A federal court says Wisconsin's voter ID law is unconstitutional.
In a 90-page decision, U.S. District Court Judge Lynn Adelman said the state's voter ID law violates both the federal Constitution and the Voting Rights Act.
Adelman said evidence presented in hearings showed some 300,000 people in Wisconsin lack an ID.
"There is no way to determine exactly how many people Act 23 will prevent or deter from voting," Adelman said in the decision. "But no matter how imprecise my estimate may be, it is absolutely clear that Act 23 will prevent more legitimate votes from being cast than fraudulent votes."
Adelman, a former Democratic state senator appointed to the bench by President Bill Clinton in 1997, said the law also discriminates against minorities in poverty, making it harder for them to vote.
"This is not a political process that is equally open to participation by blacks and Latinos," Adelman said. "It is one in which a disproportionate share of the black and Latino populations must shoulder an additional burden in order to exercise the right to vote."
Republican lawmakers passed the voter ID law and Gov. Scott Walker signed it in 2011. It was only in effect for one primary election in 2012, before it was blocked by state and federal judges.
"He pretty much played legislator today because in the ruling that he put out he said he doesn't see a need for photo ID, doesn't see circumstances that we would ever allow it to move forward, so I think that's really disappointing," Assembly Speaker Robin Vos, R-Burlington, said.
Republican leadership had said they supported Walker's efforts to call a special session to pass a new version of voter ID if courts would strike down the law.
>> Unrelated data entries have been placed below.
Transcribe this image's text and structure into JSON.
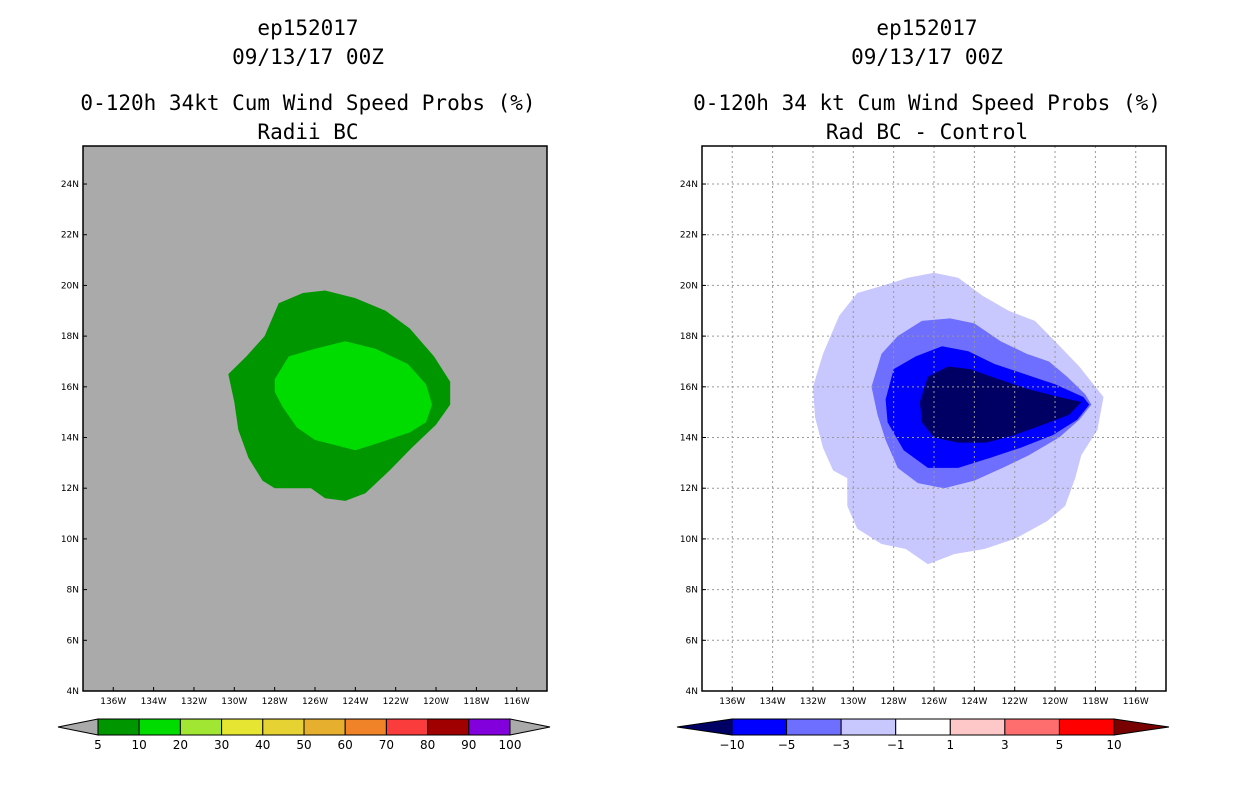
{
  "chart_data": [
    {
      "type": "heatmap",
      "title": [
        "ep152017",
        "09/13/17 00Z",
        "0-120h 34kt Cum Wind Speed Probs (%)",
        "Radii BC"
      ],
      "xlabel": "",
      "ylabel": "",
      "xlim": [
        -137.5,
        -114.5
      ],
      "ylim": [
        4,
        25.5
      ],
      "x_ticks": [
        "136W",
        "134W",
        "132W",
        "130W",
        "128W",
        "126W",
        "124W",
        "122W",
        "120W",
        "118W",
        "116W"
      ],
      "x_tick_values": [
        -136,
        -134,
        -132,
        -130,
        -128,
        -126,
        -124,
        -122,
        -120,
        -118,
        -116
      ],
      "y_ticks": [
        "4N",
        "6N",
        "8N",
        "10N",
        "12N",
        "14N",
        "16N",
        "18N",
        "20N",
        "22N",
        "24N"
      ],
      "y_tick_values": [
        4,
        6,
        8,
        10,
        12,
        14,
        16,
        18,
        20,
        22,
        24
      ],
      "grid": false,
      "background_color": "#aaaaaa",
      "contours": [
        {
          "level": "5-10",
          "color": "#009600",
          "points": [
            [
              -130.3,
              16.5
            ],
            [
              -129.4,
              17.2
            ],
            [
              -128.5,
              18.0
            ],
            [
              -127.8,
              19.3
            ],
            [
              -126.6,
              19.7
            ],
            [
              -125.5,
              19.8
            ],
            [
              -124.0,
              19.5
            ],
            [
              -122.5,
              19.0
            ],
            [
              -121.3,
              18.3
            ],
            [
              -120.1,
              17.2
            ],
            [
              -119.3,
              16.2
            ],
            [
              -119.3,
              15.3
            ],
            [
              -120.0,
              14.5
            ],
            [
              -121.2,
              13.6
            ],
            [
              -122.3,
              12.7
            ],
            [
              -123.5,
              11.8
            ],
            [
              -124.5,
              11.5
            ],
            [
              -125.5,
              11.6
            ],
            [
              -126.2,
              12.0
            ],
            [
              -127.2,
              12.0
            ],
            [
              -128.0,
              12.0
            ],
            [
              -128.6,
              12.3
            ],
            [
              -129.3,
              13.2
            ],
            [
              -129.8,
              14.3
            ],
            [
              -130.0,
              15.4
            ]
          ]
        },
        {
          "level": "10-20",
          "color": "#00dc00",
          "points": [
            [
              -128.0,
              16.3
            ],
            [
              -127.3,
              17.2
            ],
            [
              -126.0,
              17.5
            ],
            [
              -124.5,
              17.8
            ],
            [
              -123.0,
              17.5
            ],
            [
              -121.4,
              16.9
            ],
            [
              -120.5,
              16.1
            ],
            [
              -120.2,
              15.3
            ],
            [
              -120.5,
              14.6
            ],
            [
              -121.3,
              14.2
            ],
            [
              -122.8,
              13.8
            ],
            [
              -124.0,
              13.5
            ],
            [
              -125.0,
              13.7
            ],
            [
              -126.0,
              13.9
            ],
            [
              -126.9,
              14.4
            ],
            [
              -127.6,
              15.2
            ],
            [
              -128.0,
              15.8
            ]
          ]
        }
      ],
      "colorbar": {
        "labels": [
          "5",
          "10",
          "20",
          "30",
          "40",
          "50",
          "60",
          "70",
          "80",
          "90",
          "100"
        ],
        "colors": [
          "#009600",
          "#00dc00",
          "#a0e632",
          "#e6e632",
          "#e6d232",
          "#e6af2d",
          "#f08228",
          "#fa3c3c",
          "#a00000",
          "#8200dc"
        ],
        "under_color": "#aaaaaa",
        "over_color": "#aaaaaa"
      }
    },
    {
      "type": "heatmap",
      "title": [
        "ep152017",
        "09/13/17 00Z",
        "0-120h 34 kt Cum Wind Speed Probs (%)",
        "Rad BC - Control"
      ],
      "xlabel": "",
      "ylabel": "",
      "xlim": [
        -137.5,
        -114.5
      ],
      "ylim": [
        4,
        25.5
      ],
      "x_ticks": [
        "136W",
        "134W",
        "132W",
        "130W",
        "128W",
        "126W",
        "124W",
        "122W",
        "120W",
        "118W",
        "116W"
      ],
      "x_tick_values": [
        -136,
        -134,
        -132,
        -130,
        -128,
        -126,
        -124,
        -122,
        -120,
        -118,
        -116
      ],
      "y_ticks": [
        "4N",
        "6N",
        "8N",
        "10N",
        "12N",
        "14N",
        "16N",
        "18N",
        "20N",
        "22N",
        "24N"
      ],
      "y_tick_values": [
        4,
        6,
        8,
        10,
        12,
        14,
        16,
        18,
        20,
        22,
        24
      ],
      "grid": true,
      "background_color": "#ffffff",
      "contours": [
        {
          "level": "-3 to -1",
          "color": "#c8c8ff",
          "points": [
            [
              -131.5,
              17.3
            ],
            [
              -130.7,
              18.8
            ],
            [
              -129.8,
              19.7
            ],
            [
              -128.5,
              20.0
            ],
            [
              -127.3,
              20.3
            ],
            [
              -126.0,
              20.5
            ],
            [
              -124.8,
              20.3
            ],
            [
              -123.6,
              19.6
            ],
            [
              -122.3,
              19.0
            ],
            [
              -121.0,
              18.6
            ],
            [
              -120.0,
              17.8
            ],
            [
              -118.8,
              16.8
            ],
            [
              -117.6,
              15.6
            ],
            [
              -117.9,
              14.3
            ],
            [
              -118.7,
              13.3
            ],
            [
              -119.0,
              12.4
            ],
            [
              -119.5,
              11.3
            ],
            [
              -120.4,
              10.7
            ],
            [
              -122.0,
              10.0
            ],
            [
              -123.5,
              9.6
            ],
            [
              -125.0,
              9.4
            ],
            [
              -126.3,
              9.0
            ],
            [
              -127.4,
              9.6
            ],
            [
              -128.6,
              9.8
            ],
            [
              -129.8,
              10.4
            ],
            [
              -130.3,
              11.3
            ],
            [
              -130.3,
              12.4
            ],
            [
              -131.0,
              12.7
            ],
            [
              -131.5,
              13.6
            ],
            [
              -131.9,
              14.8
            ],
            [
              -132.0,
              16.0
            ]
          ]
        },
        {
          "level": "-5 to -3",
          "color": "#6e6eff",
          "points": [
            [
              -129.1,
              16.0
            ],
            [
              -128.6,
              17.3
            ],
            [
              -127.8,
              18.0
            ],
            [
              -126.6,
              18.6
            ],
            [
              -125.2,
              18.7
            ],
            [
              -124.0,
              18.5
            ],
            [
              -122.7,
              17.8
            ],
            [
              -121.4,
              17.3
            ],
            [
              -120.3,
              17.0
            ],
            [
              -119.4,
              16.4
            ],
            [
              -118.5,
              15.7
            ],
            [
              -118.2,
              15.3
            ],
            [
              -118.8,
              14.7
            ],
            [
              -119.8,
              14.0
            ],
            [
              -121.3,
              13.3
            ],
            [
              -122.6,
              12.8
            ],
            [
              -124.0,
              12.3
            ],
            [
              -125.5,
              12.0
            ],
            [
              -126.8,
              12.2
            ],
            [
              -127.8,
              12.8
            ],
            [
              -128.4,
              13.9
            ],
            [
              -128.8,
              14.9
            ]
          ]
        },
        {
          "level": "-10 to -5",
          "color": "#0000ff",
          "points": [
            [
              -128.4,
              15.5
            ],
            [
              -128.0,
              16.7
            ],
            [
              -126.9,
              17.2
            ],
            [
              -125.6,
              17.6
            ],
            [
              -124.3,
              17.4
            ],
            [
              -123.0,
              16.9
            ],
            [
              -121.5,
              16.5
            ],
            [
              -120.0,
              16.1
            ],
            [
              -118.6,
              15.6
            ],
            [
              -118.3,
              15.3
            ],
            [
              -118.9,
              14.7
            ],
            [
              -120.1,
              14.1
            ],
            [
              -121.7,
              13.6
            ],
            [
              -123.2,
              13.2
            ],
            [
              -124.8,
              12.8
            ],
            [
              -126.3,
              12.8
            ],
            [
              -127.5,
              13.5
            ],
            [
              -128.3,
              14.6
            ]
          ]
        },
        {
          "level": "< -10",
          "color": "#000064",
          "points": [
            [
              -126.7,
              15.4
            ],
            [
              -126.3,
              16.4
            ],
            [
              -125.3,
              16.8
            ],
            [
              -124.2,
              16.7
            ],
            [
              -122.8,
              16.3
            ],
            [
              -121.3,
              15.9
            ],
            [
              -119.8,
              15.6
            ],
            [
              -118.7,
              15.4
            ],
            [
              -119.3,
              14.9
            ],
            [
              -120.6,
              14.5
            ],
            [
              -122.0,
              14.1
            ],
            [
              -123.4,
              13.8
            ],
            [
              -124.8,
              13.8
            ],
            [
              -126.0,
              14.0
            ],
            [
              -126.6,
              14.6
            ]
          ]
        }
      ],
      "colorbar": {
        "labels": [
          "−10",
          "−5",
          "−3",
          "−1",
          "1",
          "3",
          "5",
          "10"
        ],
        "colors": [
          "#0000ff",
          "#6e6eff",
          "#c8c8ff",
          "#ffffff",
          "#ffc8c8",
          "#ff6e6e",
          "#ff0000"
        ],
        "under_color": "#000064",
        "over_color": "#780000"
      }
    }
  ]
}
But Vos said he was still consulting with the Department of Justice about the ruling, as the judge made statements saying even amendments to the law may not make it constitutional.
"Given the evidence presented at trial showing that Blacks and Latinos are more likely than whites to lack an ID, it is difficult to see how an amendment to the photo ID requirement could remove its disproportionate racial impact and discriminatory result," Adelman said.
"I'm going to do whatever it takes to ensure that we have voter ID in place as quickly as possible," Vos said. "If that means having a special session so we have it in place by the fall then I'm definitely open to doing that, and I support it. If it means that because of Judge Adelman's actions that won't actually occur then we will do whatever we can in the most expeditious manner to make it work."
Assembly Minority Leader Peter Barca, D-Kenosha, called the decision "very strong' and said he hoped that the Assembly wouldn't come back for new legislation, or appeal the decision.
"It seems like they have so low regard for taxpayer money when it comes to spending money in courts to protect their own electoral interests I would hope they would pause, step back and analyze this decision and determine whether or not they really have a case," Barca said.
Walker said in a statement he released Tuesday he believed the law was constitutional and that he was reviewing the decision for potential action.
The attorney general said the same, but that he would appeal the decision to the 7th Circuit Court of Appeals.
The State Supreme Court still must rule on the law after hearing arguments on two cases. But attorney Lester Pines, who is challenging the law on behalf of the League of Women Voters, said even if they upheld the measure, the federal law would supersede it.